Are you young, eager, over-educated, underemployed, desperate to gain a toe-hold in the wonderful world of work? Are you at the end of your rope?

If this sounds like you, then look no further. We at The Ritual Abuse Corporation – one of the largest private employment agencies in the world – want to meet you. Our inboxes are on fire thanks the steadily rising number of our clients who are searching for someone just like you; someone who will fill a short-term, unpaid internship and whistle a happy tune whilst doing it. “Thank you mother,” you’ll croon, “may I have another?”

You must have heard about this. It’s all the rage in the post-apocalyptic, financially melted global economy.

According to an article a in the Daily Mail, out of the UK, a couple years back, “Firms across the country are increasingly relying on unpaid interns in a bid to cut costs in a tough economic climate, according to a new study. Bosses in the design and digital industry expect more work for less money, leading to fewer permanent staff members and more unpaid interns, according to think tank the Institute for Public Policy Research, which carried out a survey of 500 agency workers.”

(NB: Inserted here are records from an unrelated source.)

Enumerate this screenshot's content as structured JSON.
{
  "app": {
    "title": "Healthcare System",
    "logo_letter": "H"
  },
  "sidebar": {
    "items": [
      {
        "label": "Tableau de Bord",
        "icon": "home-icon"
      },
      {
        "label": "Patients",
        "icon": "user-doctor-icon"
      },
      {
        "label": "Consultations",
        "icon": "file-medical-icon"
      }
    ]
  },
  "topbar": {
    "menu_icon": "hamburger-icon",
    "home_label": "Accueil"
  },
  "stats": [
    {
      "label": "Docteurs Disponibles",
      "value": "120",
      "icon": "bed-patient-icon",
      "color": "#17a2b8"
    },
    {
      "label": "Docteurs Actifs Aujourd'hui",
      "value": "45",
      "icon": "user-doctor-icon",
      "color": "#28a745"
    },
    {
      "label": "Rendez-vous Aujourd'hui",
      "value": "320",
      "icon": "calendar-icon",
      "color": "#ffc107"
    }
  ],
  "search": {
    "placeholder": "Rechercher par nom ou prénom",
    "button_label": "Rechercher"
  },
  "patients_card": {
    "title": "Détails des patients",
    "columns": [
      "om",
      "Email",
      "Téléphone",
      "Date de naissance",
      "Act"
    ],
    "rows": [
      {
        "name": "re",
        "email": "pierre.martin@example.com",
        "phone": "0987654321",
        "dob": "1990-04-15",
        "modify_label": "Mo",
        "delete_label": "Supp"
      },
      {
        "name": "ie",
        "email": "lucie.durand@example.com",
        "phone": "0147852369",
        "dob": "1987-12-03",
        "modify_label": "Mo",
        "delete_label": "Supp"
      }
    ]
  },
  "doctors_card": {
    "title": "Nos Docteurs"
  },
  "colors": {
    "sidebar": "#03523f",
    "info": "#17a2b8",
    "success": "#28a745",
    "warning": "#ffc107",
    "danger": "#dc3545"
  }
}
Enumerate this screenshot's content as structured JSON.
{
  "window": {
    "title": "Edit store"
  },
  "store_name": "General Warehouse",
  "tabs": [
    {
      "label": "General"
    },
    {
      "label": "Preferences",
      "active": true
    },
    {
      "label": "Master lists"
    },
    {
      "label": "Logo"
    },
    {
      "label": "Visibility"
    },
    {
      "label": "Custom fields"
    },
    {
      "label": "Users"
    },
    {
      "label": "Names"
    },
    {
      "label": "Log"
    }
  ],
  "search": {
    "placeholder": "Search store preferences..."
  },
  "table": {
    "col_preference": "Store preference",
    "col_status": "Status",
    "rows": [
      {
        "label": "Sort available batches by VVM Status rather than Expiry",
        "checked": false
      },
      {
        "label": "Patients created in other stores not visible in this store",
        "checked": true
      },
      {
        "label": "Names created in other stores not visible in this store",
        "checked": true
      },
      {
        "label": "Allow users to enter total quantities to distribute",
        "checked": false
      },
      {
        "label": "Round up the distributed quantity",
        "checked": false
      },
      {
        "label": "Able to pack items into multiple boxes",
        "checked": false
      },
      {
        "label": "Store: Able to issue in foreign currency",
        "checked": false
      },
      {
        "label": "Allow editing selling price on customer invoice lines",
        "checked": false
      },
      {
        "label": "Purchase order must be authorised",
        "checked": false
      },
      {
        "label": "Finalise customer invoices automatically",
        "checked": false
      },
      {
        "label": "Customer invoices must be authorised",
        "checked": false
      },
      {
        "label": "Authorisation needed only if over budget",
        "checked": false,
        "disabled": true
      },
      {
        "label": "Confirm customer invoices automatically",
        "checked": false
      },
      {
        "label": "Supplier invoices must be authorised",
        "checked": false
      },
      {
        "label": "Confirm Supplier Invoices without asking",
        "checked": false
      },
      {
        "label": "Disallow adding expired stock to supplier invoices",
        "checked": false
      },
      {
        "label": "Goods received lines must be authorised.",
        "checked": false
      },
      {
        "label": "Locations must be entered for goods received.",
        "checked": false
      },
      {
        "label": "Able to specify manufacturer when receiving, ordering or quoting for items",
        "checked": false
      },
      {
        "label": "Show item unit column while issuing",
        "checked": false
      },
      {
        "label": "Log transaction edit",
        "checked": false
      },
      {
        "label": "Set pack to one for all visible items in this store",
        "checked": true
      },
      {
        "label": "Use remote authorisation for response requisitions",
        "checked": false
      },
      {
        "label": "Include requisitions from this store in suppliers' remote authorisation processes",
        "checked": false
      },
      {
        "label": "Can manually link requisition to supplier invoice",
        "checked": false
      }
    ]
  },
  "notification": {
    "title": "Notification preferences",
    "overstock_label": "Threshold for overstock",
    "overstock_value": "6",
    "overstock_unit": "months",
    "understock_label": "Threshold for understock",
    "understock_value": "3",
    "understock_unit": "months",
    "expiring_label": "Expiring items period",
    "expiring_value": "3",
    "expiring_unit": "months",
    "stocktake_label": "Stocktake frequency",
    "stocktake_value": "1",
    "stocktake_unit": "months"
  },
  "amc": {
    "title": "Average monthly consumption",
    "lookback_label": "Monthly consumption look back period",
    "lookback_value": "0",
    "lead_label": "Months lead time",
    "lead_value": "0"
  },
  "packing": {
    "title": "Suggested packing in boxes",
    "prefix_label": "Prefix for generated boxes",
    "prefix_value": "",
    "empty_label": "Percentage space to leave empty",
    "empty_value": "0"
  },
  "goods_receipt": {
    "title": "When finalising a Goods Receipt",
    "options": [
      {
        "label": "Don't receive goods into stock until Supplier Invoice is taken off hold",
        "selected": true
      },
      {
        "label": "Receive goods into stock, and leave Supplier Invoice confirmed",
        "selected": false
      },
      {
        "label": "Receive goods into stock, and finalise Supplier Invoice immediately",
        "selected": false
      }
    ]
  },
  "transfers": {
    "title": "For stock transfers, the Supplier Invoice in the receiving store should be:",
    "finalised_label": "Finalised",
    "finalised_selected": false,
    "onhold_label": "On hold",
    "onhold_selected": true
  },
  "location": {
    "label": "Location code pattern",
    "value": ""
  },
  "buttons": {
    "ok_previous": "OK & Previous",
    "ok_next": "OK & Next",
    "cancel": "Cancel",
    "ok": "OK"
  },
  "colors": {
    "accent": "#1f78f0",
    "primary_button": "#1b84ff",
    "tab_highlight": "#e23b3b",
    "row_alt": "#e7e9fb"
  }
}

More recently, Susan Adams, a staff writer at Forbes, observed, “As the ranks of the unemployed have swelled and the surplus of jobless college students and grads has grown, increasing numbers of people young and old have been signing on for unpaid internships, wanting to make contacts and accumulate résumé lines that can help them get paying work.”

Indeed, it’s a win-win for everybody – a joyful alliance between probity and exigency. Think of the opportunities that await you.

As an unpaid intern, everything is within your job description. On any given day, you might find yourself slinging coffee. When your bosses (a group which comprises just about everyone else in the organization) spill said coffee, you’ll be dispatched to clean up the mess. Think of the contacts you’ll make. Imagine the résumé lines you’ll be able to accumulate.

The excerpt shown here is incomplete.